Quo vadis SSD?

Markstar

Junior Member
Apr 6, 2005
16
0
0
Hi,
last year, I bought an Intel G2 80GB for my main computer and it was one of the best purcheses ever. However, I had hoped that prices would go down so that I could install one of those babies in my server and laptop as well.

But looking at the price development of the past 10 months for those drives, the prices have been pretty much stable and the cost/GB ratio is still horrible, worse than it was back then because at least the price of the traditional drives has gone down.

Surely, when Intel (and others?) switch to 28/22nm, prices will go down again, but imo this is still not satisfactory. And while there are some value drives out now with limited capacity and performance (see Anand's roundup), I don't think they are worth it.

What do you think? Can we expect prices to fall or is SSD going to remain a luxury for quite a while longer?
 

beginner99

Diamond Member
Jun 2, 2009
5,315
1,760
136
Hi,
last year, I bought an Intel G2 80GB for my main computer and it was one of the best purcheses ever. However, I had hoped that prices would go down so that I could install one of those babies in my server and laptop as well.

But looking at the price development of the past 10 months for those drives, the prices have been pretty much stable and the cost/GB ratio is still horrible, worse than it was back then because at least the price of the traditional drives has gone down.

Surely, when Intel (and others?) switch to 28/22nm, prices will go down again, but imo this is still not satisfactory. And while there are some value drives out now with limited capacity and performance (see Anand's roundup), I don't think they are worth it.

What do you think? Can we expect prices to fall or is SSD going to remain a luxury for quite a while longer?

Well as long something is not standard and not accepted yet by OEM's it will remain a niche product and low volume product which makes ssd's expensive because a few buyers must carry the whole development cost.

Prices will go down but even with 28/22 nm they will stay way above normal HDD's. I don't expect they will drop that much, sure not by 50%. Rather like 20-30% so this is a pure opinion and based on 0 facts.
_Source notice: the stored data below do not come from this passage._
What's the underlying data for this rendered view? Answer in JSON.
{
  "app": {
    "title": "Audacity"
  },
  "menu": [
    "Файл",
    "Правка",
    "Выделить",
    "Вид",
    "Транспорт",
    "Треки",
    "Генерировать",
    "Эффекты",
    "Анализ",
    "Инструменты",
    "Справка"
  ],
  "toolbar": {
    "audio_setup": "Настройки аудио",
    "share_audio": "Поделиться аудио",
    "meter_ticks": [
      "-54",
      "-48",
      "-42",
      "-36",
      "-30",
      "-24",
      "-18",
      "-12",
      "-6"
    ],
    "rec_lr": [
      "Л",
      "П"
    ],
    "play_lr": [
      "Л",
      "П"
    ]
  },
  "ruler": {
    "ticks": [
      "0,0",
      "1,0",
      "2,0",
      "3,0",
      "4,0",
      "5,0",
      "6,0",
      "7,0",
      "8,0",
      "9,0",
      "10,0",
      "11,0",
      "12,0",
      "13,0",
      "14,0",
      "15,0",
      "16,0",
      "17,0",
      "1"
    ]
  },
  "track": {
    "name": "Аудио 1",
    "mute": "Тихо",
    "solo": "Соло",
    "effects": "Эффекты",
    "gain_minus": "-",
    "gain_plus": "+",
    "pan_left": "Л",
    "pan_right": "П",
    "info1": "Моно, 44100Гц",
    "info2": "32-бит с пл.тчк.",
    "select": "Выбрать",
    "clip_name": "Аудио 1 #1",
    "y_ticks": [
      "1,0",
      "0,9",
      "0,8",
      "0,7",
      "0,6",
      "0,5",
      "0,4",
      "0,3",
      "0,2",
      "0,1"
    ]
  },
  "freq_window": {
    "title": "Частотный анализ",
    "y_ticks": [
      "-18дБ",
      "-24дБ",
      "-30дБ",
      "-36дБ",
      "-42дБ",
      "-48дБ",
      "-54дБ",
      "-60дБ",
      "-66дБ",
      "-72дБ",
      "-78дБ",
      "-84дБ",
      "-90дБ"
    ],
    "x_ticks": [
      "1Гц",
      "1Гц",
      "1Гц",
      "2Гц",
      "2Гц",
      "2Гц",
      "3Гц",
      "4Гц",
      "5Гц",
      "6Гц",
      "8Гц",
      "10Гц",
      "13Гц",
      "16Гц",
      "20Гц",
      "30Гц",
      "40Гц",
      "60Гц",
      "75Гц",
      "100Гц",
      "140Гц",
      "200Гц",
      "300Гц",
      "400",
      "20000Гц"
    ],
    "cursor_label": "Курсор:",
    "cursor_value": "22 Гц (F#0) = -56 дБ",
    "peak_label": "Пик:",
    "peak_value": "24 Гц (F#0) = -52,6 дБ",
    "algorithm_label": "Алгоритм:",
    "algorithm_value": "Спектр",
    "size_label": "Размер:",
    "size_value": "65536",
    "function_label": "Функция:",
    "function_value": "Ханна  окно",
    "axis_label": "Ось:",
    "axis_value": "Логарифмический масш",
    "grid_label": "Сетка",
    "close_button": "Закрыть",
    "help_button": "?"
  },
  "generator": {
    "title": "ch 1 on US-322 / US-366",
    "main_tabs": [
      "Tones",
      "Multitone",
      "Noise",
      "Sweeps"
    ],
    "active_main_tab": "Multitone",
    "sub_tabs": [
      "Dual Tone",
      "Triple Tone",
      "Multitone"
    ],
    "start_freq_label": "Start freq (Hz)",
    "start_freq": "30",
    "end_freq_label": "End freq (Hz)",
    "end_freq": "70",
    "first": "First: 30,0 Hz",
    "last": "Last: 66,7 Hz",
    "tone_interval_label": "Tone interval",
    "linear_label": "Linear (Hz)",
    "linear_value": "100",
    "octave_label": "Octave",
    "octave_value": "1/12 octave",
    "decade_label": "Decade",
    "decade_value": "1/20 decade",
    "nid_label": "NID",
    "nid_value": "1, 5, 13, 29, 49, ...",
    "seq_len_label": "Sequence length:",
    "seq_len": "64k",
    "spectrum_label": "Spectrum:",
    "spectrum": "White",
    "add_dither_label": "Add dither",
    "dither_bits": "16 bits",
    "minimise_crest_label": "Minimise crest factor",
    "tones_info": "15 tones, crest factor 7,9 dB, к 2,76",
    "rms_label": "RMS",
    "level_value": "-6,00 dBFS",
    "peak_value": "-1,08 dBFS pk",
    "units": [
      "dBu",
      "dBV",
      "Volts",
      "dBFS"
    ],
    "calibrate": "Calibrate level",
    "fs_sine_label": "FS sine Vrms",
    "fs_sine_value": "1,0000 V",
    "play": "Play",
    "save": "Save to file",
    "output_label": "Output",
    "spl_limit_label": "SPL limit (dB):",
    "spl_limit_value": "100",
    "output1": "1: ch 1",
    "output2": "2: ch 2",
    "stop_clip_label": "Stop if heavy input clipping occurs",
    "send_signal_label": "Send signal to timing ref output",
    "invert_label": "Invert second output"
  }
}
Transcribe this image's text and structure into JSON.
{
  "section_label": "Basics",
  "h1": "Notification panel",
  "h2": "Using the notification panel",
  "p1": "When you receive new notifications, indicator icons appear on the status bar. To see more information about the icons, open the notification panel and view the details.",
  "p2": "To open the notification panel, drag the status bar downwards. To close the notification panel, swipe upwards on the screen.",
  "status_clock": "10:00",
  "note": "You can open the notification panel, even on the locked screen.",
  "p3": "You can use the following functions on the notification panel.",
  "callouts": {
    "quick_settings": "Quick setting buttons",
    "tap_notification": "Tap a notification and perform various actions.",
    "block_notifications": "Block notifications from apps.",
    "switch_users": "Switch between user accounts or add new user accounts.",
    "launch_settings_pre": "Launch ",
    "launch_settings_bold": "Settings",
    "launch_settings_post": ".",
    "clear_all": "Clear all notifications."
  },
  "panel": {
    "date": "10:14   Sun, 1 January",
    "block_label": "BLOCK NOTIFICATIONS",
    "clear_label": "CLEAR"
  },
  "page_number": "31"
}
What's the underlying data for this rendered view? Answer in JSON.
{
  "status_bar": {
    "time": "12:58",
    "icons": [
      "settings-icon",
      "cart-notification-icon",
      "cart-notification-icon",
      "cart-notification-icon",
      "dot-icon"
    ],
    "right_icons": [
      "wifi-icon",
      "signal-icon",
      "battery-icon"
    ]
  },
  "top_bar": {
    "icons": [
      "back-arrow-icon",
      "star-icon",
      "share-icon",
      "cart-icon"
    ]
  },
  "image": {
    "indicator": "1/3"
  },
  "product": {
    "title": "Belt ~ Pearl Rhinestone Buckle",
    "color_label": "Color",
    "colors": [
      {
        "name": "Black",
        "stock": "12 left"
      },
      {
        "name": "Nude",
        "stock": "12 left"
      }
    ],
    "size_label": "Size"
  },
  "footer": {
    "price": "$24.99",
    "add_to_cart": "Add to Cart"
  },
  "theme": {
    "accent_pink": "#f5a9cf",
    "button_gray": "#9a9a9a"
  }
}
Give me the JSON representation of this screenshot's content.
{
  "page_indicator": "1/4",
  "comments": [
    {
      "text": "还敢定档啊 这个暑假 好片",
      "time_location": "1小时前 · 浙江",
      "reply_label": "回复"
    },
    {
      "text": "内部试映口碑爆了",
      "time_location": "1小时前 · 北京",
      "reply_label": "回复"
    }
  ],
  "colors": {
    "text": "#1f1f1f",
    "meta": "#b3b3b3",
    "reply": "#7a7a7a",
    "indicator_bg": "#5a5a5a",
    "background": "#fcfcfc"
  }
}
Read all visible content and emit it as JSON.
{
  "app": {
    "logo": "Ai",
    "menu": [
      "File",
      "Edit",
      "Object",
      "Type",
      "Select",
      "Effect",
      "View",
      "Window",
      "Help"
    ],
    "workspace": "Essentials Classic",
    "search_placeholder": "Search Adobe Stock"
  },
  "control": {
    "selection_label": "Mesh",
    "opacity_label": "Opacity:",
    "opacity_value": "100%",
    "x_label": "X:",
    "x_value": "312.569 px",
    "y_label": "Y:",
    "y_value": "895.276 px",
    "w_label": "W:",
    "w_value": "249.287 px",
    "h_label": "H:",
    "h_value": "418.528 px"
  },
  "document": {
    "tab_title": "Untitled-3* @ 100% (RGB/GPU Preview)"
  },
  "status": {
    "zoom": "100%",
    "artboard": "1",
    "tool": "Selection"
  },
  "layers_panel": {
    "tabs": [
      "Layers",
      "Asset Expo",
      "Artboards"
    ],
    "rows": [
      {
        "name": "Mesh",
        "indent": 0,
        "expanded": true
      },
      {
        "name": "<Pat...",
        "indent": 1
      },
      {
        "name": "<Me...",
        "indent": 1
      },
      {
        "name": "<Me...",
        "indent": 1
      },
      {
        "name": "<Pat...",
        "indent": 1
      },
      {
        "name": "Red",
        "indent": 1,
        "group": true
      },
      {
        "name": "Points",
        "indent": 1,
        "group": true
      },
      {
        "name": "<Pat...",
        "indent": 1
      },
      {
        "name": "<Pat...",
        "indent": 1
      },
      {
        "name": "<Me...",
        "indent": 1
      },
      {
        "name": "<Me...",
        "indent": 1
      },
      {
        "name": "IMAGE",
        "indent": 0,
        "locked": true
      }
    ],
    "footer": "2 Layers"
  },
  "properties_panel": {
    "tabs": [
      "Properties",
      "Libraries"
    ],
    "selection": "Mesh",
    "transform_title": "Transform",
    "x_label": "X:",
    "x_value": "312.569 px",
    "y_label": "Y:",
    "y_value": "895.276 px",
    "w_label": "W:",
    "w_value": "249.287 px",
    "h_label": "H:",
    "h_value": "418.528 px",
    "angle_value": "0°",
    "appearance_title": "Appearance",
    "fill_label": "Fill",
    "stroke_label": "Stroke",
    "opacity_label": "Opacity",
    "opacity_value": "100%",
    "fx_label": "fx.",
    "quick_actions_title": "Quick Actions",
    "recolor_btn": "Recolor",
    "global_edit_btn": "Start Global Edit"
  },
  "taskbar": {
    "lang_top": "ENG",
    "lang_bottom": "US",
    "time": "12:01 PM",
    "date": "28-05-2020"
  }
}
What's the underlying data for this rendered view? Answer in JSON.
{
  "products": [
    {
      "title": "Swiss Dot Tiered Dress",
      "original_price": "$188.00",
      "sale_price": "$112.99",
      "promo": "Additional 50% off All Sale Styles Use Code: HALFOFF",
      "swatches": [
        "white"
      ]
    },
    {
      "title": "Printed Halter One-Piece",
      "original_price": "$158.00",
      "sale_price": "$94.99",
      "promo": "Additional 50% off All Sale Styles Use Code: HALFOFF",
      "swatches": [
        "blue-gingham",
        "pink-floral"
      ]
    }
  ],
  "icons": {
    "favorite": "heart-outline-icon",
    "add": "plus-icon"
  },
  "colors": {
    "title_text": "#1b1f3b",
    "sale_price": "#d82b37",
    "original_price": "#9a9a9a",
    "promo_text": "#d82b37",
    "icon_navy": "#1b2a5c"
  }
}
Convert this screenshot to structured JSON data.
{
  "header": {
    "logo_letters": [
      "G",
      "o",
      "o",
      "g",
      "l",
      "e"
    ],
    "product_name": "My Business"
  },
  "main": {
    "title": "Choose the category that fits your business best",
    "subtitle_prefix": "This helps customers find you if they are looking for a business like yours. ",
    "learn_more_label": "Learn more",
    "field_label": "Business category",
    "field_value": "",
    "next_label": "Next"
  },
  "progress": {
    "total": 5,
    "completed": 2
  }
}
I agree that budget ssd's are not worth it. You get low storage and not the full ssd benefit.
I think the 80 gb g2 intel is the best buy right now (if your OS supports TRIM).
The 40 gb is IMHO overpriced. you pay more than 50% for half the GB and less speed.
 

sub.mesa

Senior member
Feb 16, 2010
611
0
0
The 40 gb is IMHO overpriced. you pay more than 50% for half the GB and less speed.
I look at that differently; though it is half the price and half the storage space, it is not half the performance. The random reads still get 225MB/s and random writes 45MB/s. That's because it still has the same fast controller, and even with just 5 channels it gets great random read speeds; which is why you want your SSD.

Intel has the lowest read latency of just about any SSD, and the X25-V 40GB only really loses sequential write speed; which gets capped at 45MB/s.

This still makes it an excellent system drive, where random reads are dominant and only some random writes happen not much sequential writing at all. Actually i think Intel X25-V 40GB is one of the best SSDs to buy right now; as it's cheap and allows you to gain most benefit from an SSD by having your Operating System + Applications on it.

Gamers would be less happy as they typically can only store one big game on there. Those probably better wait until christmas this year to buy the third generation Intel SSD with capacities 150/300/600GB, which will also be much faster and SATA 6Gbps capable. Still, random IOps and latency are still the prime reasons SSDs are fast, not really due to their higher throughput on large files.

The real question is: which consumer-class SSD is the first to bring you one million IOps at an affordable price. That would be a milestone i think. Intel currently is at 70.000 on 512-byte and 35.000 on 4K random reads with multiple queue depth (32/64). Only Sandforce and Micron controllers can go higher in the consumer branch.
 

mutz

Senior member
Jun 5, 2009
343
0
0
The real question is: which consumer-class SSD is the first to bring you one million IOps at an affordable price. That would be a milestone i think. Intel currently is at 70.000 on 512-byte and 35.000 on 4K random reads with multiple queue depth (32/64).
these queue depths are nothing relevant for any regular usage and windows 7 is anyway using a 4KB sectors,
the relevant numbers as for IOPs should begin at at 4KB, even though the new intel drives are said to elevate they're block sizes to 8KB.

E: it make sense, as 15K IOPs read @ 4KB and 12K IOPs @ 8KB makes 60MBps vs 96 so there seems to be a huge gain from moving toward larger blocks, also 9.2K IOPs and 6.5 for write, gives ~36MBps vs 52.
the only hurdle is the fact 8KB blocks requires 8KB files, and segments of this size can consume a lot of disk space,
from this aspect, it is hard reasoning it :hmm:.

as a side note, it would be interesting to see just how frequent does XP uses 512B calls vs 4KB or less, or Win 7 uses 4KB vs 8KB to estimate the actual gains from such move.